NU6300 covalently reacts with cysteine-191 of gasdermin D to block its cleavage and palmitoylation

Abstract

Gasdermin D (GSDMD) serves as a vital mediator of inflammasome-driven pyroptosis. In our study, we have identified NU6300 as a specific GSDMD inhibitor that covalently interacts with cysteine-191 of GSDMD, effectively blocking its cleavage while not affecting earlier steps such as ASC oligomerization and caspase-1 processing in AIM2- and NLRC4-mediated inflammation. On the contrary, NU6300 robustly inhibits these earlier steps in NLRP3 inflammasome, confirming a unique feedback inhibition effect in the NLRP3-GSDMD pathway upon GSDMD targeting. Our study reveals a previously undefined mechanism of GSDMD inhibitors: NU6300 impairs the palmitoylation of both full-length and N-terminal GSDMD, impeding the membrane localization and oligomerization of N-terminal GSDMD. In vivo studies further demonstrate the efficacy of NU6300 in ameliorating dextran sodium sulfate-induced colitis and improving survival in lipopolysaccharide-induced sepsis. Overall, these findings highlight the potential of NU6300 as a promising lead compound for the treatment of inflammatory diseases.

Fig. 1.. NU6300 inhibits pyroptosis.

(A) Experimental schematic of screening the active small molecules using LDH analysis. (B) THP-1 cells were stimulated with LPS (1 μg/ml) for 3 hours and then treated with different compounds (2 μM) for 40 min before they were induced with nigericin (10 μM) for 35 min, and the inhibition rate of cell death was determined by LDH analysis with a cutoff value of 75% inhibition. (C) Chemical structure of NU6300. (D and E) THP-1 cells and BMDMs were primed with LPS and incubated with NU6300 before stimulation with poly(deoxyadenylic-deoxythymidylic) acid [poly(dA:dT)] (500 ng/ml) (D) or flagellin (250 ng/ml) (E) for 6 hours, followed by LDH analysis of cell death. (F) THP-1 cells and BMDMs were treated with Pam3CSK4 (400 ng/ml) for 3 hours and incubated with NU6300 before stimulation with cytosolic LPS (1.5 μg/ml) overnight, followed by LDH analysis of cell death. (G) THP-1 cells and BMDMs were primed with LPS and incubated with NU6300 (2 μM), NSA (10 μM), or Dis (20 μM) before nigericin induction, followed by LDH analysis of cell death. (H) HT-29 cells were pretreated with or without NU6300 (2 μM) or NSA (10 μM) for 1 hour before stimulation with TNFα (25 ng/ml) (T), 400 nM SMAC mimetic (S), and 20 μM z-VAD-fmk (Z) for 24 hours, and cell viability was analyzed by CCK8 assay. (I) Kinetic analysis of PI uptake and cellular membrane permeability after treatment with NU6300 in THP-1 and BMDMs. (J) Transmission electron microscope observation of THP-1 cells morphology. Red arrows indicate representative organelles. Scale bars, 1 μm. Graphs showed means ± SEM, n = 3. Statistics were analyzed by one-way analysis of variance (ANOVA). *P < 0.05, **P < 0.01, and ***P < 0.001. ns, not significant.

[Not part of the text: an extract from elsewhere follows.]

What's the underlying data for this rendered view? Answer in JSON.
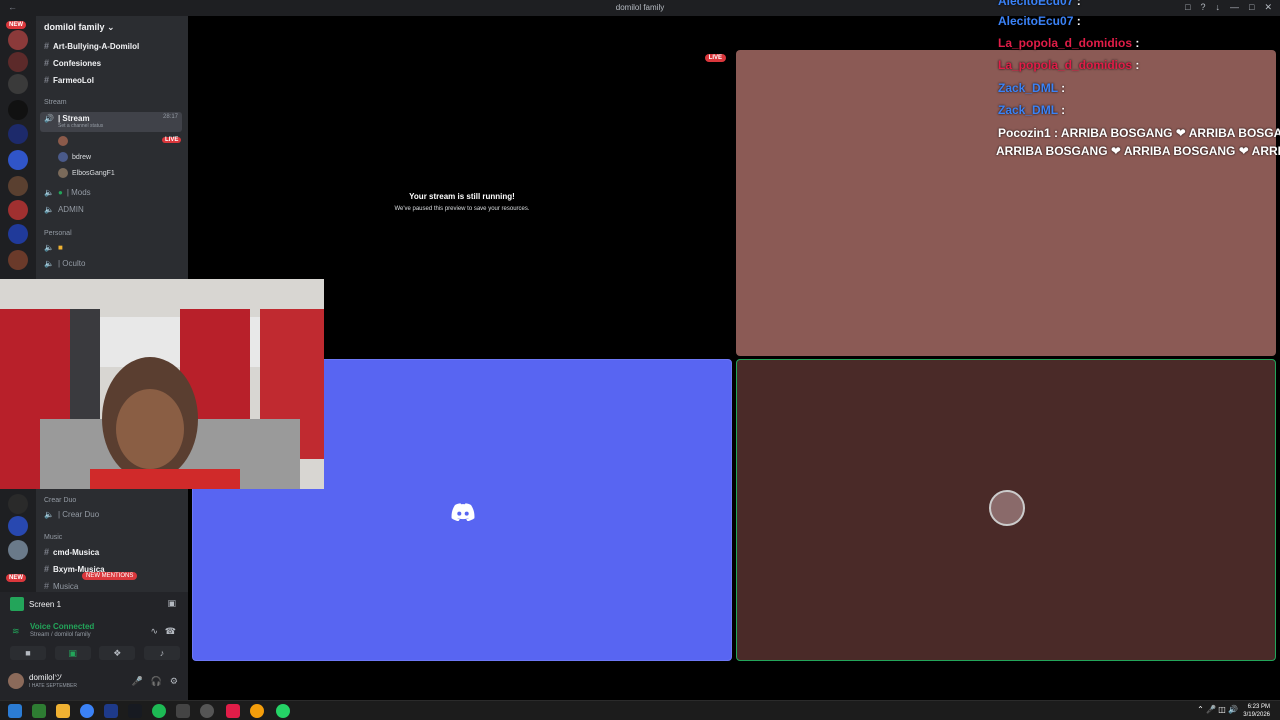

Fig. 2.. NU6300 directly interacts with GSDMD.

(A) DARTS assay in LPS-primed THP-1 cells treated with dimethyl sulfoxide (DMSO) or NU6300 (1000, 100, and 10 μM). The lysate samples were digested with pronase (1:500, pronase-to-protein mass ratio) and analyzed by SDS–polyacrylamide gel electrophoresis and Coomassie brilliant blue staining. (B to E) Immunoblot assay to detect the CAP1 (B), NAPRT (C), TCP1 (D), and UMPS (E) proteins by DARTS analysis in LPS-primed THP-1 cells. (F to H) Immunoblot assay to GSDMD protein in THP-1 cells (F), BMDMs (G), and purified protein (H), and the relative density of GSDMD protein was obtained by normalization to the control group. (I and J) CETSA in LPS-primed THP-1 cell lysates (I) or TSA (J) in purified GSDMD protein. The samples were incubated with NU6300 (10 and 20 μM) at various temperatures, the relative density of GSDMD protein was normalized by the sample without heating, and ΔT1 and ΔT2 indicated the thermal shift of NU6300 (10 and 20 μM) as compared to DMSO control. (K) The binding of GSDMD with NU6300 was evaluated by BLI analysis, and the equilibrium binding signal (Req) was plotted against concentration of analyte. Data were presented as means ± SEM, n = 3. One-way ANOVA or two-way ANOVA was used. *P < 0.05, **P < 0.01, and ***P < 0.001. ns, not significant.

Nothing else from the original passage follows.